Облегчение мое перемешалось с каким-то мазохистским разочарованием, и я не сразу понял смысл этих слов, этого имени. Уже хотел положить письмо на место, как вдруг какая-то ассоциация осветила колодец памяти, затянутый равнодушием прошедших лет, и я увидел ее в мокром черном купальнике на вышке для прыжков в воду, в плавательном бассейне, в К., ее, Сару Абелесову – а потом ее смуглое, загорелое тело, как летит оно в золотисто-голубой высоте над водной гладью, рисуя в полете красивые живые образы.
Я быстро развернул письмо и начал лихорадочно читать с середины, пытаясь как-то сразу, целиком ухватить содержание письма.
Судьба распорядилась так, что я ухватил именно эту единственную фразу, точнее – обрывки двух рядом стоящих фраз: «…что эта смерть будет носить привкус мести, а это станет для меня двойным страданием. Я и так уже знаю, что кровь не может падать на сыновей, а человек не может ненавидеть…» – и в этот момент в комнату вошла Ребекка.
– Что ты читаешь? Прекрати немедленно! – воскликнула она, кошкой бросилась ко мне и вырвала письмо из рук. – Сколько раз я тебя просила не копаться в моих вещах!
– Ну извини, извини, – ответил я. – Оно торчало из книжки, и я увидел эту подпись…
– Тем хуже. Ты же понял, что оно не от мужика. Зачем читал? – Ребекка рассерженно уложила письмо в лакированную китайскую шкатулку, ключик от которой носила на шее, на золотой цепочке. Все считали это украшение причудой, но кто знает…
– Так ты знакома с Сарой Абелесовой? – спросил я.

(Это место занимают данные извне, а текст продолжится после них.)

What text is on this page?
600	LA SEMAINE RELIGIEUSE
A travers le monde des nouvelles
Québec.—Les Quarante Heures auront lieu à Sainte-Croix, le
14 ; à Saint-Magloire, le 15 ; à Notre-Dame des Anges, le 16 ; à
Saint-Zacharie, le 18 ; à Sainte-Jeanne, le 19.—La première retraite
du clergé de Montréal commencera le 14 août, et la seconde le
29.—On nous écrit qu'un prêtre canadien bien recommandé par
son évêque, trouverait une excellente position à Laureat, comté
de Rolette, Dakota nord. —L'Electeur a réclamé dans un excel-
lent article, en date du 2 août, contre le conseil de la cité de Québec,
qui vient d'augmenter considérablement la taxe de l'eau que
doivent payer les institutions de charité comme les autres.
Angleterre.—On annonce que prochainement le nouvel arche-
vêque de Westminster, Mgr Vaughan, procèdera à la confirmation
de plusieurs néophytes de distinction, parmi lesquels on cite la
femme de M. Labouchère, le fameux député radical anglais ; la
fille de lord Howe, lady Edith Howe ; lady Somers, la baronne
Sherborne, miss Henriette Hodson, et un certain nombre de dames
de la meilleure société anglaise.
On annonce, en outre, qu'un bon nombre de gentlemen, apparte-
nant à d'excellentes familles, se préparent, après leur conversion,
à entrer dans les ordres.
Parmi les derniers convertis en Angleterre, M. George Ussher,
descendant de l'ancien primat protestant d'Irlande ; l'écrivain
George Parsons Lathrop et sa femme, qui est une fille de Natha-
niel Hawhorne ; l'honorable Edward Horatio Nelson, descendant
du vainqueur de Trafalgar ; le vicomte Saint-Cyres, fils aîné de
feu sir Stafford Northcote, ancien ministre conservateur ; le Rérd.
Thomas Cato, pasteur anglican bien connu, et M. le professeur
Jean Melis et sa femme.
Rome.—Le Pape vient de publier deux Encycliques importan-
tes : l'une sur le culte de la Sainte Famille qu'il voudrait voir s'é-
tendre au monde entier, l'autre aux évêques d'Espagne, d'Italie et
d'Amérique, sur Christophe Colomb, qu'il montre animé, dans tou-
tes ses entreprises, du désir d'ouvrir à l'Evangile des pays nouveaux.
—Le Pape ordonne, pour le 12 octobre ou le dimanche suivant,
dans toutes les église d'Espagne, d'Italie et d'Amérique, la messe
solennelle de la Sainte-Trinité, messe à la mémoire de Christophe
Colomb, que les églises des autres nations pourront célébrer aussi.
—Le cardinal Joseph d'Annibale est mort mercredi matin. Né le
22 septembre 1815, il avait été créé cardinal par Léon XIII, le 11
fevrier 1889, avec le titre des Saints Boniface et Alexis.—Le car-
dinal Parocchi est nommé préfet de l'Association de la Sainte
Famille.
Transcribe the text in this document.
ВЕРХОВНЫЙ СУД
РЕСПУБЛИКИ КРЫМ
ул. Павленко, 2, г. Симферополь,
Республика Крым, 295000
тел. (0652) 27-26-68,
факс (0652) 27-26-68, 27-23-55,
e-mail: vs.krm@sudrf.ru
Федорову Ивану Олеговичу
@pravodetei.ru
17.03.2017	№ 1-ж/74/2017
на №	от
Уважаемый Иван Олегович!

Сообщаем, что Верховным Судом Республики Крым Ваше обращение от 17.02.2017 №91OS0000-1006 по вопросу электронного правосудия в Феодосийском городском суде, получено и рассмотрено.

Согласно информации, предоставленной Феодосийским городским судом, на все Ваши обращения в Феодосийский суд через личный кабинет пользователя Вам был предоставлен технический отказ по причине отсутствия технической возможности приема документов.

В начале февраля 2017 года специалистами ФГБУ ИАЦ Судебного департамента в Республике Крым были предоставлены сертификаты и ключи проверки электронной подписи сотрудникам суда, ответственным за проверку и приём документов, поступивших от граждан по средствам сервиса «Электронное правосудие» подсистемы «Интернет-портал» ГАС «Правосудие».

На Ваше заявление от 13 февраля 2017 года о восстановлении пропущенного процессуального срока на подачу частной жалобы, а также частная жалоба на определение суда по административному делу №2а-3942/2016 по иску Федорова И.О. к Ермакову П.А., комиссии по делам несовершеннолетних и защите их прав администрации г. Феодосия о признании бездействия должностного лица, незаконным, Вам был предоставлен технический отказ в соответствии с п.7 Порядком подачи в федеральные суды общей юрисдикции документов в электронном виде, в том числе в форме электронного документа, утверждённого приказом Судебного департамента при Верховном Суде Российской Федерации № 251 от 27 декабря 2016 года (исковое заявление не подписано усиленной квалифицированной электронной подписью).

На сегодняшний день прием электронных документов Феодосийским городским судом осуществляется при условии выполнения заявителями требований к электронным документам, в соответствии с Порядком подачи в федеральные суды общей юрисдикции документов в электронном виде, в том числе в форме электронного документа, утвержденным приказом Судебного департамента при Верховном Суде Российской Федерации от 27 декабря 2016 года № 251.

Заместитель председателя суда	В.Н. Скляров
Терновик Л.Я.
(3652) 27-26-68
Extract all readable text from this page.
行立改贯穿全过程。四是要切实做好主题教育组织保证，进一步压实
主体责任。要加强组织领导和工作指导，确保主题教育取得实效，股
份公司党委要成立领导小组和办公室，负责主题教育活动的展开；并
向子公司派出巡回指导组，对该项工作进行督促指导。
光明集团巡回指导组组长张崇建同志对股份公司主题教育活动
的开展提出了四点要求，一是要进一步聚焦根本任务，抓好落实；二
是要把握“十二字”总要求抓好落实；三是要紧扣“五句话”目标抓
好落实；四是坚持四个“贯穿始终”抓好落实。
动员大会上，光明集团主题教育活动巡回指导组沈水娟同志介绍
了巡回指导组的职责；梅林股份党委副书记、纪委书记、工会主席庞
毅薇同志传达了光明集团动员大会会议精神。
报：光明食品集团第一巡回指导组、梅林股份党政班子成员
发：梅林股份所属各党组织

– Ты что, знаешь ее? – повернулась она ко мне.
– Она жила в К., верно?
– Да.
– Как же мне не знать ее, эту местечковую секс-бомбу, – цинично ответил я.
– Брось острить! – оборвала меня Ребекка на удивление холодно: в другое время она спокойно относилась к моей грубости.
– Извини, – сказал я, – но я ее хорошо помню. Киношный тип. У нее был ребенок от Лео Фельда. Тогда, в сороковом году, это был уникальный случай – младенец-еврей. В Терезине она его потеряла, ты знаешь?
Ребекка ухмыльнулась и лукаво скользнула по мне своими красивыми глазами.
– Потеряла она его в Освенциме, – сказала она. – Это был единственный белоголовый еврейский ребенок на весь Терезин. Ты видел когда-нибудь еврея-блондина?
Я не понимал, зачем она спрашивает.
– Почему бы и нет? – ответил я. – Взять хотя бы Арношт…
– Так ты знал и Сару, и Фельда? – прервала она меня.
И тут меня осенило. Я присвистнул. Мне было двадцать восемь лет, но я не имел ни малейшего представления о том, что такое настоящая женская любовь и на что в действительности способны женщины. Я присвистнул.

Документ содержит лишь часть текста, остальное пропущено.